According to a study from Resulticks, the question is posed: Will marketers break through the personalization plateau with data cross-training?
“The marketing industry has touted the merits of personalization for years as a way to improve campaign response rates and ROI, which has forced marketers to do some data cross-training,” the study says. “In 2011, eMarketer3 reported that almost half of marketers registered positive results from personalized campaigns, but many were limited by a lack of relevant data and implementation tools. To move beyond targeting customers only by basic attributes like name, marketers were promised that learning new data disciplines would help them break through the plateau. By incorporating deeper attributes like purchase history, online visitor behavior, and cross-device identities, marketers could capitalize on the fact that 85 percent of online retail shoppers expect an individualized experience. By combining multiple data disciplines, personalization promised a new level of marketing performance.”
But, is that the reality?
“Training to use data in new ways hasn’t been easy for marketers, but they’re starting to see the benefits of combining traditional segmentation with highly targeted attributes,” the study says. “More than 60 percent of marketers say this multidimensional approach to customer data is a top priority for their companies, and an almost equal number have already fully or partially implemented personalization. But marketers haven’t mastered every facet of personalization; a quarter is just getting started on implementation and need help warming up. Their equipment might also be falling short, as only 20 percent of marketers with a technology stack in place rate their software’s ability to deliver on personalization as ‘excellent.’ Still, 42 percent of marketers are optimistic about personalization, and 36 percent feel energized by the term, which demonstrates a strong desire to break out of their old data routines and flex their data muscles in new ways.”
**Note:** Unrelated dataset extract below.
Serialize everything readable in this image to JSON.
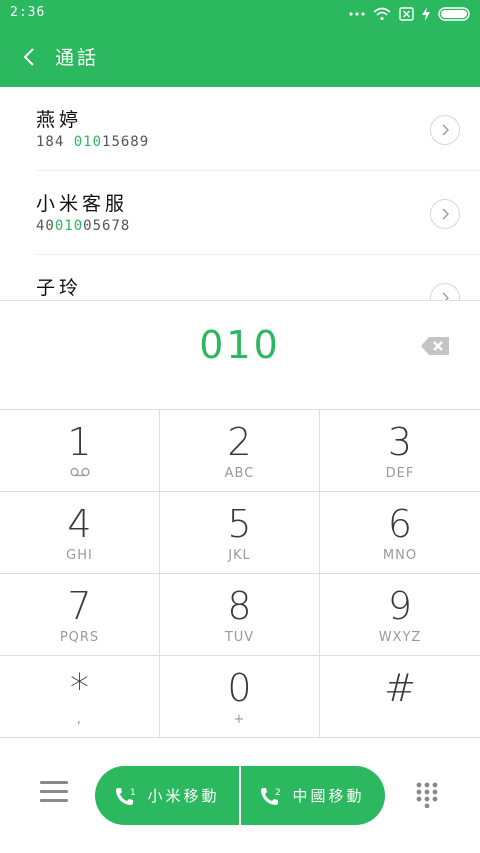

Another key study area focused on real-time marketing.
“It feels like marketers have been sprinting after real-time marketing forever, running hard toward the finish line of a data-driven strategy that responds to customer needs and actions in the moment,” the study explained. “The term ‘real-time marketing’ dates back to the 1990s when the rise of customer relationship management (CRM) platforms opened up new possibilities for reaching ‘the right person with the right message at the right time.’ When the Harvard Business Review wrote in-depth about the concept in 1995, the business magazine noted, ‘To build customer loyalty—to build brand—companies need to keep their customers engaged in a continuous dialogue.’ The advice took on an additional sense of urgency with the introduction of social media analytics tools, as the growing volume and speed of data continued to add new miles to the race.”
Marketers are energized by real-time marketing, but ‘race times’ must improve dramatically the study notes.
“Even though real-time marketing has turned into a marathon rather than a sprint, marketers have shown great endurance in their pursuit of the concept,” the study says. “Resulticks research finds that marketers are mostly energized (34 percent) and optimistic (36 percent) about real-time marketing, and almost half consider it a priority for their organizations (47 percent). Half of the marketers have fully implemented (19 percent) or partially implemented (31percent) real-time marketing solutions, and 58 percent rate their software’s ability to execute as ‘excellent’ or ‘good.’ But marketers do have an Achilles’ heel when it comes to real-time marketing: Only 28 percent define ‘real time’ as one second or less, and almost half (47 percent) define it as an hour or more. If marketers want to win this race, they should train with the 12 percent of their colleagues who think real-time marketing happens within milliseconds; unless they improve their times, marketers will get lapped by the competition.”